Authorities have yet to finalize a national deployment and vaccination plan, she said, noting that a copy obtained by Nikkei was a draft and not endorsed. That plan lists in order six priority groups that comprise roughly 20% of Cambodia’s 16 million people.
The first group includes “health care workers, including auxiliary workers,” whose population is given as almost 37,000. “Essential government workers” are next, including the army and police. This category comprises almost 290,000 people.
The third group covers 50,000 front-line health volunteers and people involved with immunization programs.
The other three groups, in order, are 992,000 elderly citizens, 1.5 million high-risk adults with conditions such as hypertension and diabetes and about 620,000 garment factory workers.

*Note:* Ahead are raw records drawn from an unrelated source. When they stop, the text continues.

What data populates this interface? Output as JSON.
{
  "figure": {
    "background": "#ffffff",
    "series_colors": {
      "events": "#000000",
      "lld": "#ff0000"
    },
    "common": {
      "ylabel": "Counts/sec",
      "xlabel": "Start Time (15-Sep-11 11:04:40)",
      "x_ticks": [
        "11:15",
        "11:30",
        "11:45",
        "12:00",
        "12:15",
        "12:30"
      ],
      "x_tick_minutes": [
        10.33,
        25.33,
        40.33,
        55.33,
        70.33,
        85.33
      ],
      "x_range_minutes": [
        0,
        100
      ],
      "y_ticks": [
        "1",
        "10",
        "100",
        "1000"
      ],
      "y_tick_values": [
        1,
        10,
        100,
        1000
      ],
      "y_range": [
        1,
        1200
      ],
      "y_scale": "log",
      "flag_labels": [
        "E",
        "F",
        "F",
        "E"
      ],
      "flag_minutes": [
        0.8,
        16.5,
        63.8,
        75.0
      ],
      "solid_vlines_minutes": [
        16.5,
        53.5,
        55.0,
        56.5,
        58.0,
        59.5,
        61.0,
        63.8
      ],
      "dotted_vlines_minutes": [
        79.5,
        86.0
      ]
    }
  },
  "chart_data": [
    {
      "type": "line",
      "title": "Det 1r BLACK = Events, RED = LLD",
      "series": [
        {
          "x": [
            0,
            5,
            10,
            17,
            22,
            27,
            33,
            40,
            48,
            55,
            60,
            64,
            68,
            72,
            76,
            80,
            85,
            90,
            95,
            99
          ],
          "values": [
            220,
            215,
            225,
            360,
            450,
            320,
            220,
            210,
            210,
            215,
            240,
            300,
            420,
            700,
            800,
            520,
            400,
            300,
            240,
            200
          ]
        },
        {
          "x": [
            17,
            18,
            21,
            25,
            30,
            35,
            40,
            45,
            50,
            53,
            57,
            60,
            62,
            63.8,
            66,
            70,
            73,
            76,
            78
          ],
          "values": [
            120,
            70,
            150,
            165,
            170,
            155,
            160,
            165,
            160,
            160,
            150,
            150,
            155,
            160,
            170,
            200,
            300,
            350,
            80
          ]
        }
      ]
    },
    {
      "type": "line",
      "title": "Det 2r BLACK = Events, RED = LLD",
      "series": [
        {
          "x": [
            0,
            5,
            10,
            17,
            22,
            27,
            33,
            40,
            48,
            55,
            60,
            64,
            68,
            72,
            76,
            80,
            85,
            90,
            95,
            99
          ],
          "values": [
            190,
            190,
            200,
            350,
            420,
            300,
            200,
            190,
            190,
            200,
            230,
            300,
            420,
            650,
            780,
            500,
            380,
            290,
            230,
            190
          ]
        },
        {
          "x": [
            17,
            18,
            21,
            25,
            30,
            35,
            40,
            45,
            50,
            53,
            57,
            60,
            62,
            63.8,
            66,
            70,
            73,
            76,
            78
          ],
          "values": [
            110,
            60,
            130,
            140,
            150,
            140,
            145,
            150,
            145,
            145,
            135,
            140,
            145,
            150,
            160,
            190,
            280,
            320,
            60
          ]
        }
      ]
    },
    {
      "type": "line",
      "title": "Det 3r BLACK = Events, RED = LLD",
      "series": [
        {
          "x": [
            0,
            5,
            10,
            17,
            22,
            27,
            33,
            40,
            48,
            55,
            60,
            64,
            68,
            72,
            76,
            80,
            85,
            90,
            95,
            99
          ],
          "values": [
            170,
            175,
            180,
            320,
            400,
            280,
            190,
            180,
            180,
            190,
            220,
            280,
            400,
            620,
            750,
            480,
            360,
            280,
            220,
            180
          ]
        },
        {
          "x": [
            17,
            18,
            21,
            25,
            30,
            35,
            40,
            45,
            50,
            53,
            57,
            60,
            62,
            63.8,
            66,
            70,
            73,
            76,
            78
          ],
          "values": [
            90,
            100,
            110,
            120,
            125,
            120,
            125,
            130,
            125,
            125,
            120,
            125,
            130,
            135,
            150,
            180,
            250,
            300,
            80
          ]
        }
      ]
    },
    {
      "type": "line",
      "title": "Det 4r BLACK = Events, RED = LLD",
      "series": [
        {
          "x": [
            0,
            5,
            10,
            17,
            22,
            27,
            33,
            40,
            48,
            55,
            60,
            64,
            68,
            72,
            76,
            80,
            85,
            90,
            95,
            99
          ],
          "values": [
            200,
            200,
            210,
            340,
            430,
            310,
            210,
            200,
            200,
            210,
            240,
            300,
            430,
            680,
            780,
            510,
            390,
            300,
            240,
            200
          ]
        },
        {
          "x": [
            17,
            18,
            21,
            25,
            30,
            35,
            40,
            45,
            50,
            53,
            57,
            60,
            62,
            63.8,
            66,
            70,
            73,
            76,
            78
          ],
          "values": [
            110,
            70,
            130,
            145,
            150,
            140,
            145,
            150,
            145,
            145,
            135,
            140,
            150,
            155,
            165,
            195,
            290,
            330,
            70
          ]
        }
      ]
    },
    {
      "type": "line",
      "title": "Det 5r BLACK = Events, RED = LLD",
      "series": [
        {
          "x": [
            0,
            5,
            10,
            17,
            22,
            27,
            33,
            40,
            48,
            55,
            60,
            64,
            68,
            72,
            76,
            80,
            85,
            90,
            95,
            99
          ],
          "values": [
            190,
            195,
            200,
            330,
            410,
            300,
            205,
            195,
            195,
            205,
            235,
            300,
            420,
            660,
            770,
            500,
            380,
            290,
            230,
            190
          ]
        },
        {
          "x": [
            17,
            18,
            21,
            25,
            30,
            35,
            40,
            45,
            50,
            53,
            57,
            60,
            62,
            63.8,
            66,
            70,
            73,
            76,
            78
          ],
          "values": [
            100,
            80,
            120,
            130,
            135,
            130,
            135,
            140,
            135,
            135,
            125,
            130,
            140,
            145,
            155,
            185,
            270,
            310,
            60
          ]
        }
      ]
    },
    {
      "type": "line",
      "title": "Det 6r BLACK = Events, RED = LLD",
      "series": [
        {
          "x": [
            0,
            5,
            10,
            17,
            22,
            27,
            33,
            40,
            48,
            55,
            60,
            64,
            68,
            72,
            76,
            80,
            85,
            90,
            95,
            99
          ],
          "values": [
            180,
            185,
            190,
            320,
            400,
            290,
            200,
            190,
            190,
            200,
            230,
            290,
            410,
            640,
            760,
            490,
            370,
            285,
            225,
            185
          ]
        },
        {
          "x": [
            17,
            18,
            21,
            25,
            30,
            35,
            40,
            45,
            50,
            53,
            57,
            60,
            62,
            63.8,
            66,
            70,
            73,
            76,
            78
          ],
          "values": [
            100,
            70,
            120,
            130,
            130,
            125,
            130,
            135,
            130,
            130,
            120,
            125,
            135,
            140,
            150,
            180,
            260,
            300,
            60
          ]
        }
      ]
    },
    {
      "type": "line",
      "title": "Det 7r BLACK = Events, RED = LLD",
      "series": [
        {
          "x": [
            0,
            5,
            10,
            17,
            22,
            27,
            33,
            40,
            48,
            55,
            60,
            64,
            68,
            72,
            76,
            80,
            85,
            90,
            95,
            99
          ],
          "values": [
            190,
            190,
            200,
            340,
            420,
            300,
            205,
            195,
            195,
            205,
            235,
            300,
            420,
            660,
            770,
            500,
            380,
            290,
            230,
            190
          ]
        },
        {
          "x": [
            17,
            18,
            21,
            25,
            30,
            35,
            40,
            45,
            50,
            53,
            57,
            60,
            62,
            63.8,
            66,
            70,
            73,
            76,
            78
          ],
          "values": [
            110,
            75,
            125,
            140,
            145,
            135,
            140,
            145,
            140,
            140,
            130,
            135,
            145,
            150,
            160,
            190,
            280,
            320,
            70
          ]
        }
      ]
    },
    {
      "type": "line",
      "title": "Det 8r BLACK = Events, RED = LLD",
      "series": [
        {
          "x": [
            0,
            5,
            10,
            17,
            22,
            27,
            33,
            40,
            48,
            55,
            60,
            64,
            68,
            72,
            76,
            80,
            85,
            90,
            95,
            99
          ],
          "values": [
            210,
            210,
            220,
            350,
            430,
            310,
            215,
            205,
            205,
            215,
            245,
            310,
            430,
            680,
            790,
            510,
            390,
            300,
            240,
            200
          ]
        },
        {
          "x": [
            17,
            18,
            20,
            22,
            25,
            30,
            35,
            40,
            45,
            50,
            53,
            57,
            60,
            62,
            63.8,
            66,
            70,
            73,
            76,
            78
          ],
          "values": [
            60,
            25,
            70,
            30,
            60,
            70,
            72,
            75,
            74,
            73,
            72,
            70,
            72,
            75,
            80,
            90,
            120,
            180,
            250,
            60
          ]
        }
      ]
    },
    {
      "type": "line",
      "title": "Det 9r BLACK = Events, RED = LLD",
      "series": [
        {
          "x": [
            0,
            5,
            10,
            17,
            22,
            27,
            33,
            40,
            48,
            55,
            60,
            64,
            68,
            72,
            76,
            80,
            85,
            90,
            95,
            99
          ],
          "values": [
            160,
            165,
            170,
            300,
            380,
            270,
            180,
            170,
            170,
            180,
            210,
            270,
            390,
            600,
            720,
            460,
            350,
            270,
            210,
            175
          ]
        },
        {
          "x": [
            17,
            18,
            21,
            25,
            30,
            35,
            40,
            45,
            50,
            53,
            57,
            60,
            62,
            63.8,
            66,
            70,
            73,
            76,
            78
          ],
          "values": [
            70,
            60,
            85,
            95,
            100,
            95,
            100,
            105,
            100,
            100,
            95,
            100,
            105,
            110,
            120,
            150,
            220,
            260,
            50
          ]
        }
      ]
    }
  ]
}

In Malaysia, the private sector is working with Chinese companies for vaccine supply. Local e-commerce player MyEG Services has inked an agreement with Shenzhen-based Anhui Zhifei Longcom Biopharmaceutical to conduct Phase 3 trials.
Under the agreement, MyEG will be the sole distributor of the vaccine and will secure Halal status for the vaccine to enable usage for Muslims.
Property developer Yong Tai has also joined the race, teaming up with China’s Shenzhen Kangtai Biological Products to conduct Phase 3 trials and sales of the latter’s COVID-19 vaccine in Malaysia.